The NameNode stores modifications to the file system as a log appended to a native file system file, edits. When a NameNode starts up, it reads HDFS state from an image file, fsimage, and then applies edits from the edits log file. It then writes new HDFS state to the fsimage and starts normal operation with an empty edits file. Since NameNode merges fsimage and edits files only during start up, the edits log file could get very large over time on a busy cluster. Another side effect of a larger edits file is that next restart of NameNode takes longer.
The secondary NameNode merges the fsimage and the edits log files periodically and keeps edits log size within a limit. It is usually run on a different machine than the primary NameNode since its memory requirements are on the same order as the primary NameNode.

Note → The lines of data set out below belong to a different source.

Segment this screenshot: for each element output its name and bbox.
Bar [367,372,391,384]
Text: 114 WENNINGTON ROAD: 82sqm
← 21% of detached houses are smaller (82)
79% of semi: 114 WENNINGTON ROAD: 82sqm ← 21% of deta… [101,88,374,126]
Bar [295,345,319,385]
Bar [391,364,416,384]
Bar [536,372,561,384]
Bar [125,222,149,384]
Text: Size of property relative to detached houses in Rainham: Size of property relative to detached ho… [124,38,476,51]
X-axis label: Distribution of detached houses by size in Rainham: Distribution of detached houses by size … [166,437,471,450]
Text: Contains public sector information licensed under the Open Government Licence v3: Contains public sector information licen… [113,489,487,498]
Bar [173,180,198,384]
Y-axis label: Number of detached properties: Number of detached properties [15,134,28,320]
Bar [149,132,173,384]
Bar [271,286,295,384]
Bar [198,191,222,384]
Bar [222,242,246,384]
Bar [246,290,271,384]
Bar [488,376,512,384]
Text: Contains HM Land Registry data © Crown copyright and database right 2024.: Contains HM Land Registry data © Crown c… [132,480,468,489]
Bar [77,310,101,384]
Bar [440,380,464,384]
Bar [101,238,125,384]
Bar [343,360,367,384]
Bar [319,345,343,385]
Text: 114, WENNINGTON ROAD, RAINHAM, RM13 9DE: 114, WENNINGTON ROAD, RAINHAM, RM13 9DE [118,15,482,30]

NameNode persists its namespace using two files: fsimage, which is the latest checkpoint of the namespace and edits, a journal (log) of changes to the namespace since the checkpoint. When a NameNode starts up, it merges the fsimage and edits journal to provide an up-to-date view of the file system metadata. The NameNode then overwrites fsimage with the new HDFS state and begins a new edits journal.
The Backup node provides the same checkpointing functionality as the Checkpoint node, as well as maintaining an in-memory, up-to-date copy of the file system namespace that is always synchronized with the active NameNode state. Along with accepting a journal stream of file system edits from the NameNode and persisting this to disk, the Backup node also applies those edits into its own copy of the namespace in memory, thus creating a backup of the namespace.
Now all three nodes have overlapping functionalities. To add confusion to this point,
quotes that NameNode will never make RPC call to other nodes.
The Communication Protocols
All HDFS communication protocols are layered on top of the TCP/IP protocol. A client establishes a connection to a configurable TCP port on the NameNode machine. It talks the ClientProtocol with the NameNode. The DataNodes talk to the NameNode using the DataNode Protocol. A Remote Procedure Call (RPC) abstraction wraps both the Client Protocol and the DataNode Protocol. By design, the NameNode never initiates any RPCs. Instead, it only responds to RPC requests issued by DataNodes or clients.
We need clarification regarding these points. Please enhance your documentation to avoid confusion among readers.
1) Secondary Node, Check point Node & Backup node - Clear separation of roles
2) For High Availability, do we require only One of them Or Two of them or All of them? If it's not all of them, what combination is allowed?
3) Without RPC by Name node to data nodes, how writes and read are happening?